Publié le 08 mars 2010 par 509
Discours inaugural du professeur Jean François pour sa chaire d'études haïtiennes de l'Etat de New York
Discours inaugural du professeur Jean François pour sa ch...Sortir des chemins étriqués de la mémoire, éviter les pièges tendus au fil de l'histoire haïtienne depuis longtemps, rendre possible une analyse honnête fondée sur une philosophie humaniste du politique, voilà certains des thèmes les plus percutants du discours prononcé le 17 février dernier par le professeur Jean François - plus connu sous le pseudonyme d'Avin ou A20 -, à l'université d'état de Rockland, New York, dans le cadre de l'inauguration de la chaire d'études haïtiennes créée grâce à deux sénateurs de l'état de New York: Thomas P. Morahan et John Sampson. Rendant hommage au monde intellectuel haïtien, le discours propose de se pencher sur l'histoire d'Haïti à la lumière du tragique dans son acception la plus noble et la plus digne: celle de l'antiquité grecque. Il est également porteur d'une grande humilité et générosité envers le peuple haïtien et sans concession avec la classe politique : après avoir rappelé aux représentants du parlement américain le rôle de leur pays dans le destin d'Haïti, Jean François a rejeté l'ensemble de la classe politique haïtienne et demandé la convocation d'une assemblée constituante.

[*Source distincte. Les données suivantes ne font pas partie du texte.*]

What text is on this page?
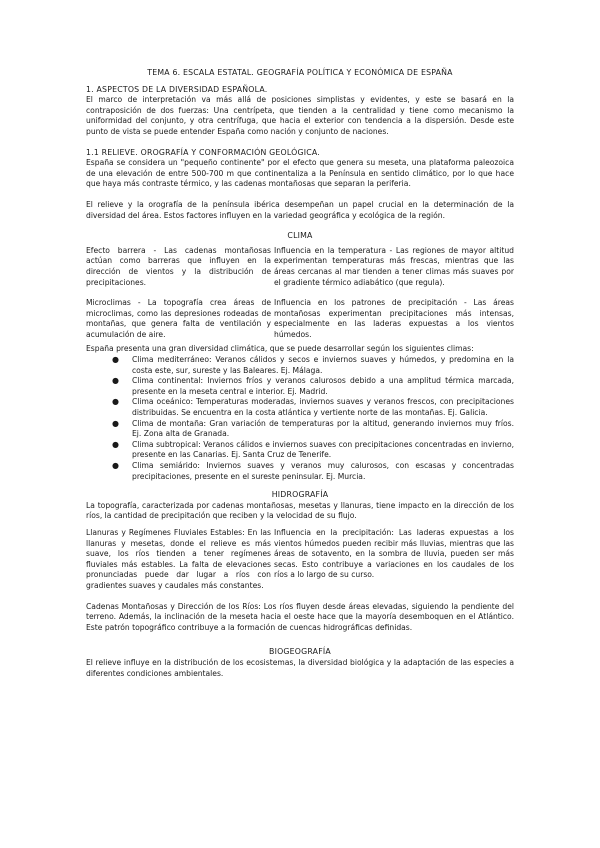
TEMA 6. ESCALA ESTATAL. GEOGRAFÍA POLÍTICA Y ECONÓMICA DE ESPAÑA

1. ASPECTOS DE LA DIVERSIDAD ESPAÑOLA.

El marco de interpretación va más allá de posiciones simplistas y evidentes, y este se basará en la contraposición de dos fuerzas: Una centrípeta, que tienden a la centralidad y tiene como mecanismo la uniformidad del conjunto, y otra centrífuga, que hacia el exterior con tendencia a la dispersión. Desde este punto de vista se puede entender España como nación y conjunto de naciones.

1.1 RELIEVE. OROGRAFÍA Y CONFORMACIÓN GEOLÓGICA.

España se considera un "pequeño continente" por el efecto que genera su meseta, una plataforma paleozoica de una elevación de entre 500-700 m que continentaliza a la Península en sentido climático, por lo que hace que haya más contraste térmico, y las cadenas montañosas que separan la periferia.

El relieve y la orografía de la península ibérica desempeñan un papel crucial en la determinación de la diversidad del área. Estos factores influyen en la variedad geográfica y ecológica de la región.

CLIMA

Efecto barrera - Las cadenas montañosas actúan como barreras que influyen en la dirección de vientos y la distribución de precipitaciones.
Influencia en la temperatura - Las regiones de mayor altitud experimentan temperaturas más frescas, mientras que las áreas cercanas al mar tienden a tener climas más suaves por el gradiente térmico adiabático (que regula).
Microclimas - La topografía crea áreas de microclimas, como las depresiones rodeadas de montañas, que genera falta de ventilación y acumulación de aire.
Influencia en los patrones de precipitación - Las áreas montañosas experimentan precipitaciones más intensas, especialmente en las laderas expuestas a los vientos húmedos.

España presenta una gran diversidad climática, que se puede desarrollar según los siguientes climas:

● Clima mediterráneo: Veranos cálidos y secos e inviernos suaves y húmedos, y predomina en la costa este, sur, sureste y las Baleares. Ej. Málaga.
● Clima continental: Inviernos fríos y veranos calurosos debido a una amplitud térmica marcada, presente en la meseta central e interior. Ej. Madrid.
● Clima oceánico: Temperaturas moderadas, inviernos suaves y veranos frescos, con precipitaciones distribuidas. Se encuentra en la costa atlántica y vertiente norte de las montañas. Ej. Galicia.
● Clima de montaña: Gran variación de temperaturas por la altitud, generando inviernos muy fríos. Ej. Zona alta de Granada.
● Clima subtropical: Veranos cálidos e inviernos suaves con precipitaciones concentradas en invierno, presente en las Canarias. Ej. Santa Cruz de Tenerife.
● Clima semiárido: Inviernos suaves y veranos muy calurosos, con escasas y concentradas precipitaciones, presente en el sureste peninsular. Ej. Murcia.

HIDROGRAFÍA

La topografía, caracterizada por cadenas montañosas, mesetas y llanuras, tiene impacto en la dirección de los ríos, la cantidad de precipitación que reciben y la velocidad de su flujo.

Llanuras y Regímenes Fluviales Estables: En las llanuras y mesetas, donde el relieve es más suave, los ríos tienden a tener regímenes fluviales más estables. La falta de elevaciones pronunciadas puede dar lugar a ríos con gradientes suaves y caudales más constantes.
Influencia en la precipitación: Las laderas expuestas a los vientos húmedos pueden recibir más lluvias, mientras que las áreas de sotavento, en la sombra de lluvia, pueden ser más secas. Esto contribuye a variaciones en los caudales de los ríos a lo largo de su curso.

Cadenas Montañosas y Dirección de los Ríos: Los ríos fluyen desde áreas elevadas, siguiendo la pendiente del terreno. Además, la inclinación de la meseta hacia el oeste hace que la mayoría desemboquen en el Atlántico. Este patrón topográfico contribuye a la formación de cuencas hidrográficas definidas.

BIOGEOGRAFÍA

El relieve influye en la distribución de los ecosistemas, la diversidad biológica y la adaptación de las especies a diferentes condiciones ambientales.
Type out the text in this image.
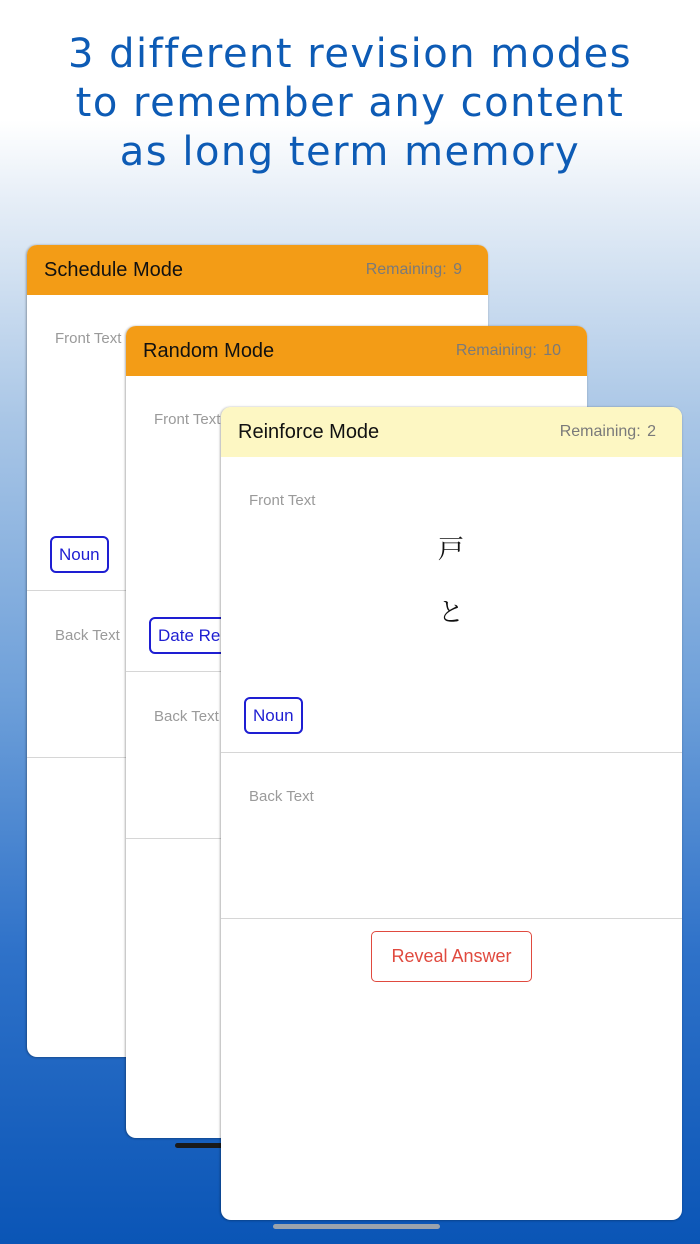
3 different revision modes
to remember any content
as long term memory
Schedule Mode	Remaining: 9
Front Text
Noun
Back Text
Random Mode	Remaining: 10
Front Text
Date Re
Back Text
Reinforce Mode	Remaining: 2
Front Text
戸
と
Noun
Back Text
Reveal Answer
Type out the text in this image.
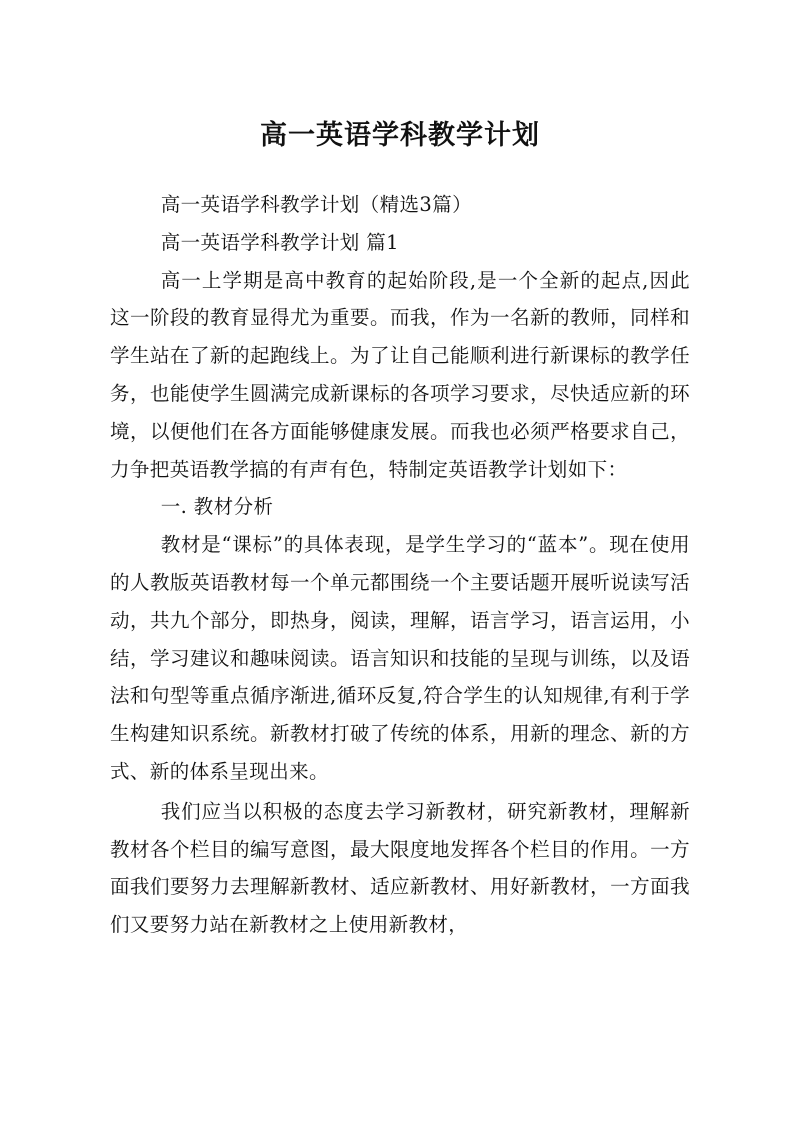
高一英语学科教学计划

高一英语学科教学计划（精选3篇）

高一英语学科教学计划 篇1

高一上学期是高中教育的起始阶段,是一个全新的起点,因此这一阶段的教育显得尤为重要。而我，作为一名新的教师，同样和学生站在了新的起跑线上。为了让自己能顺利进行新课标的教学任务，也能使学生圆满完成新课标的各项学习要求，尽快适应新的环境，以便他们在各方面能够健康发展。而我也必须严格要求自己，力争把英语教学搞的有声有色，特制定英语教学计划如下：

一. 教材分析

教材是“课标”的具体表现，是学生学习的“蓝本”。现在使用的人教版英语教材每一个单元都围绕一个主要话题开展听说读写活动，共九个部分，即热身，阅读，理解，语言学习，语言运用，小结，学习建议和趣味阅读。语言知识和技能的呈现与训练，以及语法和句型等重点循序渐进,循环反复,符合学生的认知规律,有利于学生构建知识系统。新教材打破了传统的体系，用新的理念、新的方式、新的体系呈现出来。

我们应当以积极的态度去学习新教材，研究新教材，理解新教材各个栏目的编写意图，最大限度地发挥各个栏目的作用。一方面我们要努力去理解新教材、适应新教材、用好新教材，一方面我们又要努力站在新教材之上使用新教材，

Je voudrais pour commencer exprimer une pensée à l'endroit du sénateur Thomas P. Morahan, qui est à la base de cette chaire d'Etat d'études haïtiennes à Rockland Community College et à Medgar Evers College. Sénateur Morahan attendait la rencontre d'aujourd'hui, mais malheureusement, il n'a pas pu y participer en raison de son état de santé. J'espère qu'il sera en mesure d'assister à mes séminaires.Ces jours-ci, Haïti est devenue le pays le plus populaire du monde, où que vous alliez, vous tombez sur des affiches sollicitant de l'aide pour venir à son secours. Elle est devenue tristement populaire. Je deviens timide quand je débarque dans un endroit où l'on sait que j'étais à Port-au-Prince le 12 janvier dernier. La compassion mêlée à de l'admiration sur le visage des gens - je suis un survivant - est émouvante. Mais le geste de sympathie ne suffit pas pour étouffer mon désappointement quand je constate que nombre de ces gens ne savent pas plus d'Haïti que son nom. Dans de telles circonstances, une seule expression me vient à l'esprit, elle est de Michel Trouillot : silencing the past. Le passé d'Haïti a toujours été tu, Haïti a toujours été ignorée. Cette attitude est observable même au niveau de l'université. Pour vous référer à ce que je considère comme l'exemple le plus scandaleux : il y a trente trois ans, l'université de Virginia, à l'occasion du bicentenaire de l'indépendance des Etats-Unis, a confié à Jacques Derrida, le grand philosophe français, la tâche d'offrir un nouvel éclairage sur la Déclaration d'Indépendance Américaine. Comme d'habitude, le philosophe a exécuté la commande avec beaucoup de finesse. La conférence a été publiée sous forme de livre sous le titre Otobiographies.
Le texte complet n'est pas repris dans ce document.